Milano - Un gesto deciso, ma garbato. La protesta di un figlio a cui bambino di sette anni quattro colpi di 357 Magnum hanno portato via il padre con la ferocia che solo la politica sa raggiungere quando s'intreccia con la finanza e si inabissa nei gorghi più fangosi dell'illegalità. Storie della storia d'Italia che il Divo Giulio s'è portato con sé e che raccontano del banchiere siciliano Michele Sindona, di massoneria e di Giorgio Ambrosoli eroe borghese. Un passato tornato cronaca ieri nel consiglio regionale della Lombardia dove Ambrosoli figlio (Umberto) è coordinatore del centrosinistra dopo aver perso la corsa a governatore con il leghista Roberto Maroni. «Oggi l'Italia - ha aperto la seduta il presidente Raffaele Cattaneo - perde un protagonista assoluto della sua storia. Una storia e un uomo che vogliamo ricordare con un atto di omaggio anche da parte di questo consiglio regionale. Per questo vi chiedo un minuto di silenzio». Una commemorazione a cui Ambrosoli si rifiuta di partecipare. E senza strafare esce silenzioso dall'aula. Un'assenza che non si può non notare. Da notare, piuttosto, la dichiarazione troppo dura di un Maroni che deposte ampolle e riti celtici forse oggi si riscopre democristiano. Magari proprio di rito andreottiano. «Non è stato un gesto elegante nei confronti di un politico che ha segnato la storia d'Italia. Io l'ho conosciuto quando era presidente del Consiglio nel 1991, ha rappresentato la storia della Repubblica italiana. È un politico che merita rispetto».

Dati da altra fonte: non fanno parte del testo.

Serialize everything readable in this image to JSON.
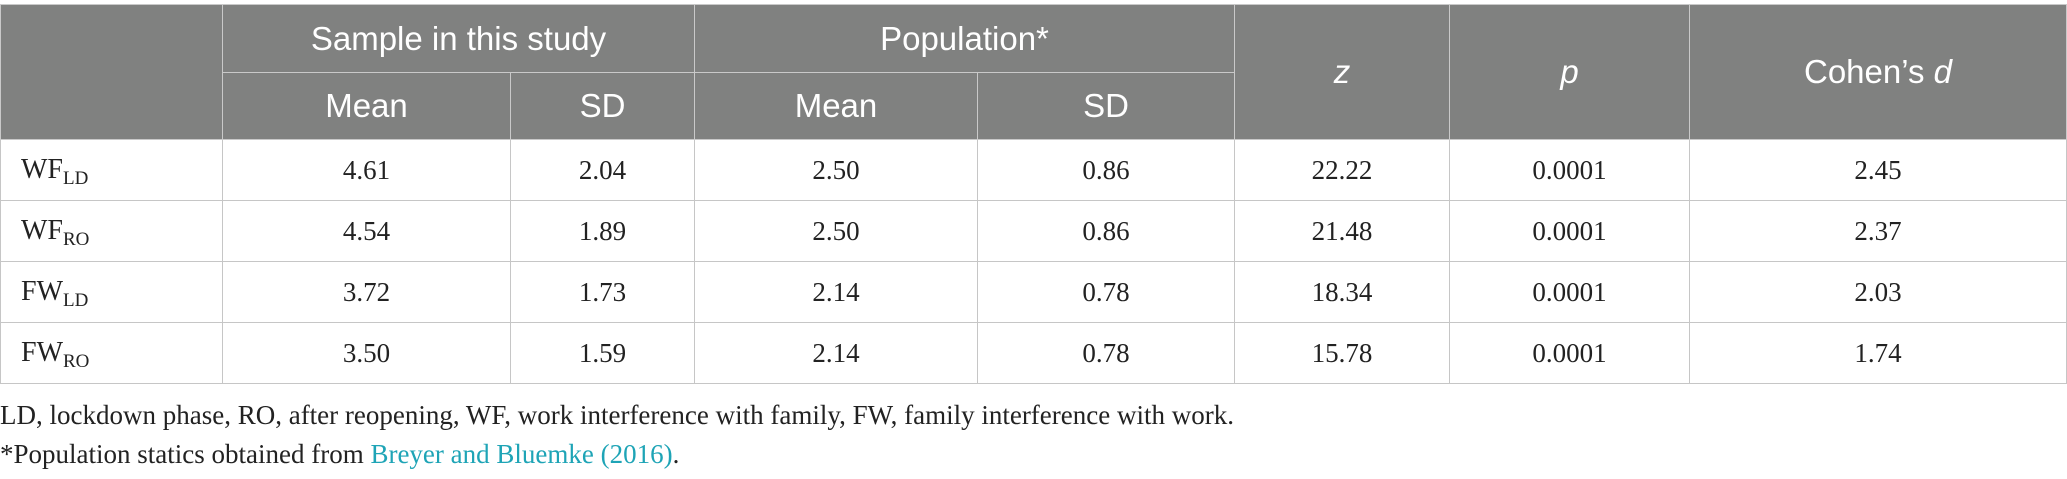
{
  "header": {
    "sample_group": "Sample in this study",
    "population_group": "Population*",
    "z": "z",
    "p": "p",
    "cohens_prefix": "Cohen’s ",
    "cohens_d": "d",
    "sample_mean": "Mean",
    "sample_sd": "SD",
    "pop_mean": "Mean",
    "pop_sd": "SD"
  },
  "rows": [
    {
      "base": "WF",
      "sub": "LD",
      "sample_mean": "4.61",
      "sample_sd": "2.04",
      "pop_mean": "2.50",
      "pop_sd": "0.86",
      "z": "22.22",
      "p": "0.0001",
      "d": "2.45"
    },
    {
      "base": "WF",
      "sub": "RO",
      "sample_mean": "4.54",
      "sample_sd": "1.89",
      "pop_mean": "2.50",
      "pop_sd": "0.86",
      "z": "21.48",
      "p": "0.0001",
      "d": "2.37"
    },
    {
      "base": "FW",
      "sub": "LD",
      "sample_mean": "3.72",
      "sample_sd": "1.73",
      "pop_mean": "2.14",
      "pop_sd": "0.78",
      "z": "18.34",
      "p": "0.0001",
      "d": "2.03"
    },
    {
      "base": "FW",
      "sub": "RO",
      "sample_mean": "3.50",
      "sample_sd": "1.59",
      "pop_mean": "2.14",
      "pop_sd": "0.78",
      "z": "15.78",
      "p": "0.0001",
      "d": "1.74"
    }
  ],
  "notes": {
    "abbreviations": "LD, lockdown phase, RO, after reopening, WF, work interference with family, FW, family interference with work.",
    "source_prefix": "*Population statics obtained from ",
    "source_link": "Breyer and Bluemke (2016)",
    "source_suffix": "."
  },
  "colors": {
    "header_bg": "#808180",
    "header_text": "#ffffff",
    "link": "#1ea4b6"
  }
}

«È giusto il ricordo delle istituzioni - dice Ambrosoli nel corridoio del parlamentino - ma le istituzioni sono fatte dalle persone che hanno una storia e una coscienza. a mia storia e la mia conoscenza mi impongono di assumermi la mia responsabilità. E di uscire». Il ragionare piano e i toni pacati che sono nell'indole dell'avvocato che la politica vuol strappare al foro dove si è guadagnato rispetto e stima. «Ho una storia personale che si mischia» con i lati oscuri di quella di Andreotti, «ma non è il caso di fare polemiche: è giusto e sacrosanto che le istituzioni ricordino gli uomini delle istituzioni, ma chi ne fa parte faccia i conti con la propria coscienza». Il passato in un orfano bambino non si rimuove. Papà Giorgio commissario liquidatore della Banca privata italiana e ucciso dai sicari di Michele Sindona nel 1979 stride con la santificazione in consiglio. Andreotti che benediceva il bancarottiere Sindona «salvatore della lira». E poi a bruciare è quell'Andreotti che al La Storia siamo noi su Rai2, alla domanda «secondo lei perché Ambrosoli è stato ucciso?» rispose che «certo era una persona che in termini romaneschi io direi se le andava cercando». Le scuse? «Non mi erano poi sembrate propriamente della scuse - diceva ieri Ambrosoli - D'altro canto ognuno giustifica la propria storia». Ma da ieri il video di quell'insolitamente incauto Andreotti impazza su internet.
«Francamente sorpreso» Cattaneo, il presidente dell'aula che è un ciellino doc, uscito dalla covata di quel Roberto Formigoni che considera Andreotti è il suo vero maestro.